Thirdly net-abuse, which reflects badly on the school and community, has to be minimised by design especially if private computers are allowed to access school net resources. This is especially true with privacy issues and viral conditions such as spam relay by zombies.
The good things:
Content access needs to be as non-restrictive as is possible (for a given cohort) and facilities should include the ability to message, file share and download.
As wide as possible range of devices, personal and institutional, should be able to access the Internet.
The question is of course “how best to square the circle describing the limits to net-freedom?”
First a few basic “musts” for a school
- Control of own Web-Filter, Proxy and Firewall.
- Control of user bandwidth
- The ability to detect and block infected devices connected to school Internet
Tools for the above can allow a school to create a safe-enough Internet space for children. Some schools have already done this for themselves; it is not expensive if it uses free software so below are some suggested HOW-TOS.
DIY: Buy a shiny new low energy server and call it a nice name like Herbert. Stick three instances of your preferred OS on it and virtualise the lot using your favourite virtualisation software. (Tip this can be done entirely with free software or you can buy a bespoke box where someone else has done it with free software). This computer will go between you and the big bad world.
May I suggest on one OS you install the free filter called DansGuardian? This is excellent and comes with auto-updating black, grey and white lists but allows you to fine grain config by user group and to locally block or unblock sites or phrases.
At the same time setup a joint parent-student body to discuss endlessly what should be allowed and what should not!
Lots of companies offer proxy bandwidth control (e.g. CC Proxy, Barracuda) to stop employees and students downloading endless movies and throttling the entire network. Many come in painted logo festooned boxes, most are coy about what software is in them. Dare I suggest they all use the free software known a Squid? Squid will let you control per user bandwidth for Internet access as well as squillion other things. I suggest Squid goes on one of your OS instances.
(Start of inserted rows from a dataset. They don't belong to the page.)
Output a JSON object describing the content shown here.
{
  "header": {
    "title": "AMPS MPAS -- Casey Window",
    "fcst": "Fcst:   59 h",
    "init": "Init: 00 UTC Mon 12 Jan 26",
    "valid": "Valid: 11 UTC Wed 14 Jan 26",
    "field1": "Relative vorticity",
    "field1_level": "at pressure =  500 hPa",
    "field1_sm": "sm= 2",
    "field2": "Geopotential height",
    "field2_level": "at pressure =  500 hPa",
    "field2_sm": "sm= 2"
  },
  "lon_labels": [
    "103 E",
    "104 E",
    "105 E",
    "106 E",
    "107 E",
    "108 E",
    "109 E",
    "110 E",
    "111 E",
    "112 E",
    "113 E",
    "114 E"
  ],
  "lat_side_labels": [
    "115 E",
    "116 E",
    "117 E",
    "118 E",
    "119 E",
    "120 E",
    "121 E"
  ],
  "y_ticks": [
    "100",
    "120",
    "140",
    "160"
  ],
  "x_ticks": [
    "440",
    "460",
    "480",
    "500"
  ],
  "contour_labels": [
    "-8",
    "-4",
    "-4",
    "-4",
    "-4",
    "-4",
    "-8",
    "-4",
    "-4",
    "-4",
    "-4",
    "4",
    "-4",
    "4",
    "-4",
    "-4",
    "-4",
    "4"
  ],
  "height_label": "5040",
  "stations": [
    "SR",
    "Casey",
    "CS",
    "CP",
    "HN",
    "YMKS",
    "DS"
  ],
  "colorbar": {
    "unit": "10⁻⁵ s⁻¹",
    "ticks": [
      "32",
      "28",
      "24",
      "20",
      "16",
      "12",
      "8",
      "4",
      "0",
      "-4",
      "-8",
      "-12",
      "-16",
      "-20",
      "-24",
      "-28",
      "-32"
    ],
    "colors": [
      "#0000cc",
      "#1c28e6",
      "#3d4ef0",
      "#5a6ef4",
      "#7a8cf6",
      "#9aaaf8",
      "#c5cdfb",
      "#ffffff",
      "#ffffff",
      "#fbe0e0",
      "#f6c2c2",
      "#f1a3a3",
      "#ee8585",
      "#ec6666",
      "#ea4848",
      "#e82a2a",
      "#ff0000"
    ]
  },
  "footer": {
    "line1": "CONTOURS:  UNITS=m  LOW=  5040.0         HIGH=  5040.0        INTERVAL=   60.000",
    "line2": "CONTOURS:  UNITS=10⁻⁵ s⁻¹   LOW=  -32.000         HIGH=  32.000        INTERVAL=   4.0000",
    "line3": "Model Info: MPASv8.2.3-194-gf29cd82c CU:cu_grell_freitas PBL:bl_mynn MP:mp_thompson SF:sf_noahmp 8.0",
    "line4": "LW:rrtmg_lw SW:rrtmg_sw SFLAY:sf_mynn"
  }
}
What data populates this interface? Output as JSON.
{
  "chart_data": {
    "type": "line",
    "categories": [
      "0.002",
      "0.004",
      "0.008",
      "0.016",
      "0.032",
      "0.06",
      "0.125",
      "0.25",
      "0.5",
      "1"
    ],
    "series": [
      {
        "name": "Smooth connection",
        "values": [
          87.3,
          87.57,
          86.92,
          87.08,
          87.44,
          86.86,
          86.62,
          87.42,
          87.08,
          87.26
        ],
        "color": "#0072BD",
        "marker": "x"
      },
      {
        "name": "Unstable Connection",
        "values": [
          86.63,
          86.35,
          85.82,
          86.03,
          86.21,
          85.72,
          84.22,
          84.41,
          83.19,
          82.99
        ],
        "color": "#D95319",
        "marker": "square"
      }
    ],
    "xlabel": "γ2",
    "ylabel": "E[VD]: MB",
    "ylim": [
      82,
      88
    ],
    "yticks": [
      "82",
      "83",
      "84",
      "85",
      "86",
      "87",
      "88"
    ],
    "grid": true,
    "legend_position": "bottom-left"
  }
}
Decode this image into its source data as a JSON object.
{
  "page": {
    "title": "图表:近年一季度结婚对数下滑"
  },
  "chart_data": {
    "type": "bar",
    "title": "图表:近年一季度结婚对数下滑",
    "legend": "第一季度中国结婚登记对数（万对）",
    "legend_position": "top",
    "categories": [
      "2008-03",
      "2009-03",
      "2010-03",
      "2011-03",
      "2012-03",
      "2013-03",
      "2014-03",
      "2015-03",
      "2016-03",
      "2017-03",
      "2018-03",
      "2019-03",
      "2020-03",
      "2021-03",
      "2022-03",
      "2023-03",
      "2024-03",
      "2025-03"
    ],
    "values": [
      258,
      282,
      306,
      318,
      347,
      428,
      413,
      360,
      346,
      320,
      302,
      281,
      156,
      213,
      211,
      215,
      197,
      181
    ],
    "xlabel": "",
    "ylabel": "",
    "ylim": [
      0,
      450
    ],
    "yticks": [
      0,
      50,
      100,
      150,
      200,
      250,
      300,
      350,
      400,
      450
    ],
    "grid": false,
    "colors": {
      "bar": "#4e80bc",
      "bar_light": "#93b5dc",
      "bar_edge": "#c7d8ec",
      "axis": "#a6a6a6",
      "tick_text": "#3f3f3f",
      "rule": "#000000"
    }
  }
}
Alternatively you could make sure your router has QoS (quality of service features) which is fine for prioritising high bandwidth (such as media studies!) users and setting aside resources for say Video-VOIP. It can even be used for spam-zombies.
The idiot onsite that connects to your network (using that misguided open access policy) and starts on his or her zombified ways is a menace and it won’t be long before your ISP either complains or cuts you off.
Fortunately you have already throttled their bandwidth (above) but you have been on the firewall and blocked the IRC ports needed to “phone home” to their masters.
For extra comfort zone control you can install the excellent free products SNORT (to detect dodgy packets of data) and monitor your wireless access points using free nagios based Opsview Community edition.
It may sound complicated but it’s not really. To provide a safe inner-space for children using the Internet within your school you only really need one device with a few modern tools installed. And if you wish they can all be based on free open source software.
Setting up and supporting this device is technically demanding and I think this is the area where school support services and technicians will find their talents in demand in the Post PC era.
It’s not perfect but I think the above gives us a safe-enough Internet for schools. It allows diversity, tackles bad behaviour (intended or otherwise) and provides protection for the individual and the school.
Goodness knows what I have got wrong, hopefully someone will point it out.